PDF URL: https://github.com/Lab-SisNe/ReScience_Hass_Hertag_Durstewitz_2016/blob/master/article.pdf

Metadata URL: https://github.com/Lab-SisNe/ReScience_Hass_Hertag_Durstewitz_2016/blob/master/metadata.yaml

Code URL: https://github.com/Lab-SisNe/ReScience_Hass_Hertag_Durstewitz_2016/tree/master/codes

Scientific domain: Computational Neuroscience

Programming language: Python, Brian2

Suggested editor: @rougier

rougier commented 2 years ago

Hi @marcelorempel, thank you for your submission and sorry for the delay. We'll assign an editor soon.

rougier commented 2 years ago

@oliviaguest @benoit-girard @otizonaizit @gdetor Can one of you edit this submission? (Python, Neuroscience)

gdetor commented 2 years ago

@rougier I could handle that

rougier commented 2 years ago

Thanks, I'll assigned you?

gdetor commented 2 years ago

Hi @vitay and @heplesser Would you be able to review this submission?

vitay commented 2 years ago

Yes, it sounds interesting.

heplesser commented 2 years ago

Yes, I'd be happy to review.

gdetor commented 2 years ago

Thank you @vitay and @heplesser

gdetor commented 2 years ago

Hi @heplesser @vitay gentle reminder

vitay commented 2 years ago

Here is my review of the [Re]implementation of Haas et al. (2016) paper by Rempel and colleagues.

Overall, this is an excellent replication of the original study. All figures related to the computational model are reproduced (the influence of the numerical method is even studied), but not the ones related to the physiological recordings, as this data is not available. I would not call it a partial replication though, as it is not the authors' fault and the computational results suggest that the reimplementation would also reproduce those results if the data was available.

Installation

The README is very detailed and provides instructions for an easy installation of the dependencies as well as a description of what the different scripts do. Requirements for the OS are not provided, I am not fully sure whether GSL is available on Windows, but everything runs well under Linux and OSX.

Installation of the dependencies on OSX was straightforward with the latest packages from conda-forge. I got the following versions (October 2022):

Simulations

Running all the scripts was easy using the instructions of the README. Here are the total durations on a M1 Pro laptop:

I got a bit surprised by the script which lasted almost 2 hours, as it uses 18 trials, but otherwise, everything runs very fast.

I systematically got this warning in all simulations, but I guess it is not important:

WARNING: Neurons can not be distributed evenly across cell types. Number of generated neurons (1003) differs from specified number (1000).
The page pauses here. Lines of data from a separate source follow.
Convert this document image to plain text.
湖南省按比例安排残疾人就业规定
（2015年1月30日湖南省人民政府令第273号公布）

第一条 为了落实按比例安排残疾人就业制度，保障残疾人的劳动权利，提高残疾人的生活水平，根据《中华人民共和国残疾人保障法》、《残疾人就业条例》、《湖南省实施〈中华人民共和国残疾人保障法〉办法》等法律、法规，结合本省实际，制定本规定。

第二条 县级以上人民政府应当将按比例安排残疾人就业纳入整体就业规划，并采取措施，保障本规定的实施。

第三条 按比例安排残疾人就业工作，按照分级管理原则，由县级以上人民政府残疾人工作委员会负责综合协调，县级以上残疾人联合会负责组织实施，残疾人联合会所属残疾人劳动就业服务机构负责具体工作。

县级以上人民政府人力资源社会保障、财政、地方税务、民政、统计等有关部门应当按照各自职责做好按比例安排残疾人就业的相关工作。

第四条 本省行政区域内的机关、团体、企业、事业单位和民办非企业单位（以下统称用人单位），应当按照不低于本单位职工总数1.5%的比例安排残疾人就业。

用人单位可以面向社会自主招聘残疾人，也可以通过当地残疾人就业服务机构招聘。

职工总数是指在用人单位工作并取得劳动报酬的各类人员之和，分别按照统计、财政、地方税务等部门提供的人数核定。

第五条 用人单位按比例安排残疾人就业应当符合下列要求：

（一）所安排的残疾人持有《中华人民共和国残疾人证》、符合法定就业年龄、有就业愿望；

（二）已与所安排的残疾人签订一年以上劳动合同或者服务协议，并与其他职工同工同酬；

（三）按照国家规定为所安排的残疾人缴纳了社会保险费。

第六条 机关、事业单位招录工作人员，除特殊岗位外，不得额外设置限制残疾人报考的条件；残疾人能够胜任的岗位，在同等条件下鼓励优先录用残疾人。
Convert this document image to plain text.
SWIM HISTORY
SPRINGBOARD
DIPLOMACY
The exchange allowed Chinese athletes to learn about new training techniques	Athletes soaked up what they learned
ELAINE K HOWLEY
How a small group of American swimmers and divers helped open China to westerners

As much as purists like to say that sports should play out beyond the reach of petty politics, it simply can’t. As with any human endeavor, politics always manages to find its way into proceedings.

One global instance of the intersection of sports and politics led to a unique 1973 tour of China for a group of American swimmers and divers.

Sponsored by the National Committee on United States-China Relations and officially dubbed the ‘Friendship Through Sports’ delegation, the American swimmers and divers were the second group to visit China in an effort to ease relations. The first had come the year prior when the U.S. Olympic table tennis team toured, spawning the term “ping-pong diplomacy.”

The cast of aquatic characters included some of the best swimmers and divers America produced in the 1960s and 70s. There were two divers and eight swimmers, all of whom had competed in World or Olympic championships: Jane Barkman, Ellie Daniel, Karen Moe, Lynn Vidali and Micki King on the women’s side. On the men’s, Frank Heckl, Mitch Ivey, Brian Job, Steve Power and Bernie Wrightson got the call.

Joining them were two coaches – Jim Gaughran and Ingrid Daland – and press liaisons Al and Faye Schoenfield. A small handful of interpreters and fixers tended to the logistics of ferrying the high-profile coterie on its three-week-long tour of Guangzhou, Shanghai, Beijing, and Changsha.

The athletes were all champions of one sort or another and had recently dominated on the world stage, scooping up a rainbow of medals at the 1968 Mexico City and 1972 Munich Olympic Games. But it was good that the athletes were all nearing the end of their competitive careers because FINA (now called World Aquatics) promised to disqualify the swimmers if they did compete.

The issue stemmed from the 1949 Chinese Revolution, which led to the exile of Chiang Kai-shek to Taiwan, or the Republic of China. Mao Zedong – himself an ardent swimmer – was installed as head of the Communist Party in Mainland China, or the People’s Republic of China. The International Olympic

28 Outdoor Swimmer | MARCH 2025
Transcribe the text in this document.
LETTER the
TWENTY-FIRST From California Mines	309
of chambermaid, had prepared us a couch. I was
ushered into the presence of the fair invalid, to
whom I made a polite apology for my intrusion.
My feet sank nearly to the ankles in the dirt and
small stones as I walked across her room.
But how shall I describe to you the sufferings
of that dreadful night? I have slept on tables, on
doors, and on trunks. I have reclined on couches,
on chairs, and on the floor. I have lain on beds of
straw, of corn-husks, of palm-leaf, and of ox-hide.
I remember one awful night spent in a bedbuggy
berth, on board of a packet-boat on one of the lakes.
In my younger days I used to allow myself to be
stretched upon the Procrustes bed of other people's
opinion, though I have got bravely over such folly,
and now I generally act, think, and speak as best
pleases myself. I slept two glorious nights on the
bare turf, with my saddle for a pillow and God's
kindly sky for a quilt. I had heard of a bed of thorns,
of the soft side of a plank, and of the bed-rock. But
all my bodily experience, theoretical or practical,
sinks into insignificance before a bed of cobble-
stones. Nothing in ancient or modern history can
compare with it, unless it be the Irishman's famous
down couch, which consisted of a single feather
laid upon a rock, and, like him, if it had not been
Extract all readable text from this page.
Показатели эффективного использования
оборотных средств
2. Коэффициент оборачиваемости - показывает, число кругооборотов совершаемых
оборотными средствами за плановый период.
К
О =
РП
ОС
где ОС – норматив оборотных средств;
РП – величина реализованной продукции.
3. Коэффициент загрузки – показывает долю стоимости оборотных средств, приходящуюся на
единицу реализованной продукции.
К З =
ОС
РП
I attach a version of the paper using the figures generated by my run of the scripts. There is no obvious difference with those of the submitted paper, apart from the inevitable variability due to random initialization. The replication is reproducible.

Code

The code is very well written and documented. Not only do the scripts allow to reproduce the figures, but they are parameterizable and allow to run custom experiments easily.

The main class CortexNetwork could have used a bit more docstrings and comments, but the name of the methods and their arguments is most of the time enough to guess what they are doing.

Paper

The paper is very well written, explains in detail the reproduced model, and demonstrates that the replication was successful. I would request however two minor modifications:

  1. The results section is a bit hard to follow, as there are many figures that seem identical at a first glance (RK4 vs. original Matlab vs. RK2) and are placed by Latex quite far away from the corresponding text. I think it would help to have more subsections to structure the results and know to which setup the figure belongs without having to read the captions.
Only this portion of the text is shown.